Na sexta-feira (18/07/2025), o ex-presidente dos Estados Unidos, Donald Trump, ajuizou uma ação judicial por difamação contra o Wall Street Journal, solicitando indenização de US$ 10 bilhões. A iniciativa foi motivada por uma reportagem que lhe atribui a autoria de uma carta com conteúdo sexual enviada a Jeffrey Epstein em 2003.
O objetivo de Trump era reposicionar a pauta pública em torno de sua imagem, especialmente após a assinatura de uma nova lei sobre criptomoedas. No entanto, a estratégia resultou em ainda mais desgaste político e midiático, reacendendo o debate sobre sua relação com o financista condenado por tráfico sexual de menores.
Projeções públicas e desgaste com a base eleitoral
Na noite de quinta-feira (18), mensagens projetadas na fachada da Câmara de Comércio dos EUA, localizada em frente à Casa Branca, cobraram de Trump a divulgação integral dos documentos ligados ao caso Epstein. O gesto evidenciou a crescente pressão pública — inclusive de setores que tradicionalmente apoiam o ex-presidente.
Além da crítica da imprensa, aliados republicanos passaram a exigir a transparência dos registros judiciais, cobrando a liberação de arquivos até então mantidos sob sigilo pelo governo norte-americano. A Casa Branca, por sua vez, negou a divulgação imediata de novos documentos, o que aumentou o descontentamento entre apoiadores.

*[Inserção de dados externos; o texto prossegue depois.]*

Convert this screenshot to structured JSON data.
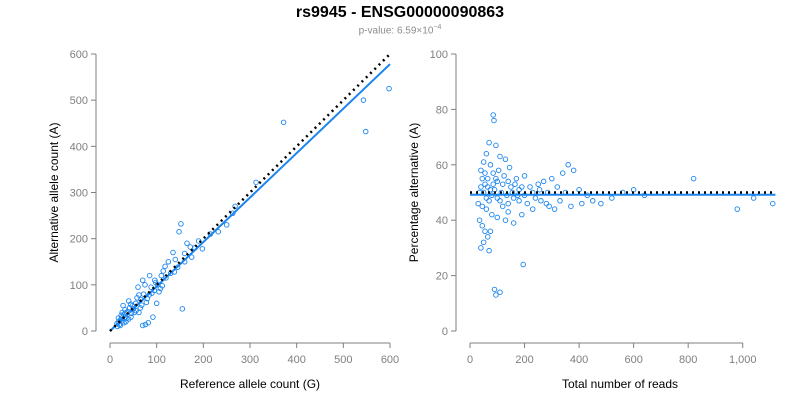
{
  "header": {
    "title": "rs9945 - ENSG00000090863",
    "pvalue_prefix": "p-value: 6.59×10",
    "pvalue_exponent": "−4"
  },
  "colors": {
    "points": "#1c86ee",
    "fit": "#1c86ee",
    "reference": "#000000",
    "axis": "#7f7f7f"
  },
  "chart_data": [
    {
      "type": "scatter",
      "xlabel": "Reference allele count (G)",
      "ylabel": "Alternative allele count (A)",
      "xlim": [
        0,
        600
      ],
      "ylim": [
        0,
        600
      ],
      "xticks": [
        "0",
        "100",
        "200",
        "300",
        "400",
        "500",
        "600"
      ],
      "yticks": [
        "0",
        "100",
        "200",
        "300",
        "400",
        "500",
        "600"
      ],
      "xtick_values": [
        0,
        100,
        200,
        300,
        400,
        500,
        600
      ],
      "ytick_values": [
        0,
        100,
        200,
        300,
        400,
        500,
        600
      ],
      "grid": false,
      "fit_line": [
        [
          0,
          0
        ],
        [
          600,
          578
        ]
      ],
      "reference_line": [
        [
          0,
          0
        ],
        [
          600,
          600
        ]
      ],
      "points": [
        [
          372,
          452
        ],
        [
          598,
          525
        ],
        [
          543,
          500
        ],
        [
          548,
          432
        ],
        [
          313,
          322
        ],
        [
          268,
          270
        ],
        [
          263,
          255
        ],
        [
          250,
          230
        ],
        [
          232,
          215
        ],
        [
          215,
          210
        ],
        [
          198,
          178
        ],
        [
          190,
          195
        ],
        [
          182,
          180
        ],
        [
          160,
          168
        ],
        [
          152,
          232
        ],
        [
          148,
          215
        ],
        [
          165,
          190
        ],
        [
          172,
          182
        ],
        [
          140,
          155
        ],
        [
          135,
          170
        ],
        [
          155,
          48
        ],
        [
          118,
          140
        ],
        [
          110,
          120
        ],
        [
          98,
          105
        ],
        [
          92,
          30
        ],
        [
          76,
          14
        ],
        [
          70,
          12
        ],
        [
          82,
          18
        ],
        [
          100,
          60
        ],
        [
          105,
          85
        ],
        [
          88,
          95
        ],
        [
          62,
          78
        ],
        [
          55,
          60
        ],
        [
          48,
          55
        ],
        [
          42,
          50
        ],
        [
          35,
          40
        ],
        [
          30,
          36
        ],
        [
          25,
          28
        ],
        [
          22,
          24
        ],
        [
          18,
          20
        ],
        [
          15,
          16
        ],
        [
          28,
          55
        ],
        [
          40,
          65
        ],
        [
          60,
          95
        ],
        [
          70,
          110
        ],
        [
          52,
          40
        ],
        [
          45,
          30
        ],
        [
          65,
          50
        ],
        [
          80,
          70
        ],
        [
          95,
          88
        ],
        [
          120,
          115
        ],
        [
          130,
          125
        ],
        [
          112,
          98
        ],
        [
          125,
          150
        ],
        [
          145,
          138
        ],
        [
          85,
          120
        ],
        [
          75,
          100
        ],
        [
          58,
          72
        ],
        [
          38,
          42
        ],
        [
          33,
          30
        ],
        [
          27,
          22
        ],
        [
          20,
          14
        ],
        [
          24,
          34
        ],
        [
          32,
          46
        ],
        [
          44,
          58
        ],
        [
          50,
          48
        ],
        [
          66,
          68
        ],
        [
          72,
          80
        ],
        [
          90,
          82
        ],
        [
          102,
          100
        ],
        [
          108,
          92
        ],
        [
          78,
          62
        ],
        [
          68,
          56
        ],
        [
          56,
          44
        ],
        [
          46,
          38
        ],
        [
          36,
          28
        ],
        [
          30,
          18
        ],
        [
          26,
          40
        ],
        [
          18,
          28
        ],
        [
          16,
          10
        ],
        [
          22,
          12
        ],
        [
          34,
          20
        ],
        [
          40,
          26
        ],
        [
          62,
          40
        ],
        [
          84,
          78
        ],
        [
          96,
          110
        ],
        [
          114,
          130
        ],
        [
          138,
          128
        ],
        [
          160,
          150
        ],
        [
          175,
          160
        ]
      ]
    },
    {
      "type": "scatter",
      "xlabel": "Total number of reads",
      "ylabel": "Percentage alternative (A)",
      "xlim": [
        0,
        1100
      ],
      "ylim": [
        0,
        100
      ],
      "xticks": [
        "0",
        "200",
        "400",
        "600",
        "800",
        "1,000"
      ],
      "yticks": [
        "0",
        "20",
        "40",
        "60",
        "80",
        "100"
      ],
      "xtick_values": [
        0,
        200,
        400,
        600,
        800,
        1000
      ],
      "ytick_values": [
        0,
        20,
        40,
        60,
        80,
        100
      ],
      "grid": false,
      "fit_line": [
        [
          0,
          49.2
        ],
        [
          1120,
          49.2
        ]
      ],
      "reference_line": [
        [
          0,
          50
        ],
        [
          1120,
          50
        ]
      ],
      "points": [
        [
          85,
          78
        ],
        [
          88,
          76
        ],
        [
          70,
          68
        ],
        [
          95,
          67
        ],
        [
          60,
          64
        ],
        [
          110,
          63
        ],
        [
          130,
          62
        ],
        [
          50,
          61
        ],
        [
          75,
          60
        ],
        [
          145,
          59
        ],
        [
          360,
          60
        ],
        [
          380,
          58
        ],
        [
          340,
          57
        ],
        [
          200,
          56
        ],
        [
          170,
          55
        ],
        [
          40,
          58
        ],
        [
          55,
          57
        ],
        [
          65,
          55
        ],
        [
          100,
          54
        ],
        [
          120,
          53
        ],
        [
          150,
          52
        ],
        [
          180,
          51
        ],
        [
          220,
          52
        ],
        [
          250,
          53
        ],
        [
          270,
          54
        ],
        [
          300,
          55
        ],
        [
          320,
          52
        ],
        [
          350,
          50
        ],
        [
          400,
          51
        ],
        [
          430,
          49
        ],
        [
          450,
          47
        ],
        [
          480,
          46
        ],
        [
          520,
          48
        ],
        [
          560,
          50
        ],
        [
          600,
          51
        ],
        [
          640,
          49
        ],
        [
          820,
          55
        ],
        [
          980,
          44
        ],
        [
          1040,
          48
        ],
        [
          1110,
          46
        ],
        [
          45,
          45
        ],
        [
          60,
          44
        ],
        [
          80,
          42
        ],
        [
          100,
          41
        ],
        [
          130,
          40
        ],
        [
          160,
          39
        ],
        [
          190,
          42
        ],
        [
          230,
          44
        ],
        [
          280,
          46
        ],
        [
          330,
          47
        ],
        [
          45,
          38
        ],
        [
          55,
          36
        ],
        [
          65,
          34
        ],
        [
          50,
          32
        ],
        [
          40,
          30
        ],
        [
          70,
          29
        ],
        [
          75,
          36
        ],
        [
          35,
          40
        ],
        [
          30,
          46
        ],
        [
          35,
          50
        ],
        [
          40,
          52
        ],
        [
          50,
          50
        ],
        [
          60,
          48
        ],
        [
          70,
          47
        ],
        [
          80,
          49
        ],
        [
          90,
          51
        ],
        [
          100,
          48
        ],
        [
          110,
          47
        ],
        [
          120,
          45
        ],
        [
          140,
          46
        ],
        [
          160,
          48
        ],
        [
          180,
          47
        ],
        [
          200,
          49
        ],
        [
          210,
          46
        ],
        [
          240,
          48
        ],
        [
          260,
          47
        ],
        [
          290,
          45
        ],
        [
          310,
          44
        ],
        [
          370,
          45
        ],
        [
          410,
          46
        ],
        [
          90,
          15
        ],
        [
          95,
          13
        ],
        [
          110,
          14
        ],
        [
          195,
          24
        ],
        [
          85,
          57
        ],
        [
          105,
          58
        ],
        [
          125,
          56
        ],
        [
          140,
          54
        ],
        [
          165,
          53
        ],
        [
          190,
          52
        ],
        [
          45,
          55
        ],
        [
          55,
          53
        ],
        [
          65,
          52
        ],
        [
          75,
          51
        ],
        [
          85,
          53
        ],
        [
          95,
          55
        ],
        [
          115,
          50
        ],
        [
          135,
          49
        ],
        [
          155,
          50
        ],
        [
          175,
          49
        ],
        [
          230,
          50
        ],
        [
          255,
          51
        ],
        [
          285,
          50
        ],
        [
          140,
          43
        ]
      ]
    }
  ]
}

A resposta de Trump e a posição do jornal
Em publicação na rede Truth Social, Trump reagiu com veemência:
“Matéria mentirosa, mal-intencionada, difamatória e totalmente FAKE NEWS, publicada em um lixo inútil chamado Wall Street Journal“, escreveu o ex-presidente.
O periódico, controlado pela Dow Jones, respondeu por meio de porta-voz:
“Confiamos plenamente na precisão e na responsabilidade das nossas reportagens, e vamos nos defender com todas as ferramentas legais disponíveis“.
Tentativa frustrada de redirecionar o debate
Em cerimônia realizada na Casa Branca, Trump tentou desviar o foco da controvérsia e direcionar a atenção para a sanção de uma nova lei sobre criptomoedas, afirmando que os Estados Unidos estão “liderando o sistema financeiro global”. Entretanto, o evento foi marcado por questionamentos insistentes da imprensa sobre o caso Epstein, que o ex-presidente preferiu não responder.
Essa tentativa de mudança narrativa revelou-se ineficaz diante da repercussão da reportagem e das suspeitas sobre a ligação de Trump com a rede de abusos operada por Epstein, morto em 2019 em uma prisão federal.
Divisão interna entre republicanos
O episódio gerou divisão dentro do Partido Republicano, com parte dos parlamentares defendendo a ampla divulgação dos documentos sigilosos que envolvem nomes de figuras públicas ligadas a Epstein. Trump, pressionado, autorizou parcialmente a liberação de depoimentos prestados ao grande júri. Paralelamente, o Departamento de Justiça solicitou à Justiça a autorização para publicar os autos da acusação de 2019 contra Epstein.
No entanto, as medidas foram consideradas insuficientes por grupos conservadores, que cobram transparência total e alertam que a omissão pode comprometer ainda mais a confiança pública.
Impacto político e risco de perda de capital simbólico
O caso expõe um risco real de erosão da narrativa política construída por Trump desde o início de sua campanha à presidência. Ao longo dos anos, o ex-presidente alimentou teorias conspiratórias sobre a morte de Epstein, insinuando que o financista teria sido assassinado para proteger poderosos — versão contrária à oficial, que aponta suicídio.
Agora, sob os holofotes e com as acusações direcionadas a ele próprio, Trump enfrenta o paradoxo de se tornar vítima da retórica que promoveu. A situação é especialmente delicada em ano pré-eleitoral, com possíveis implicações em sua tentativa de retorno à presidência em 2026.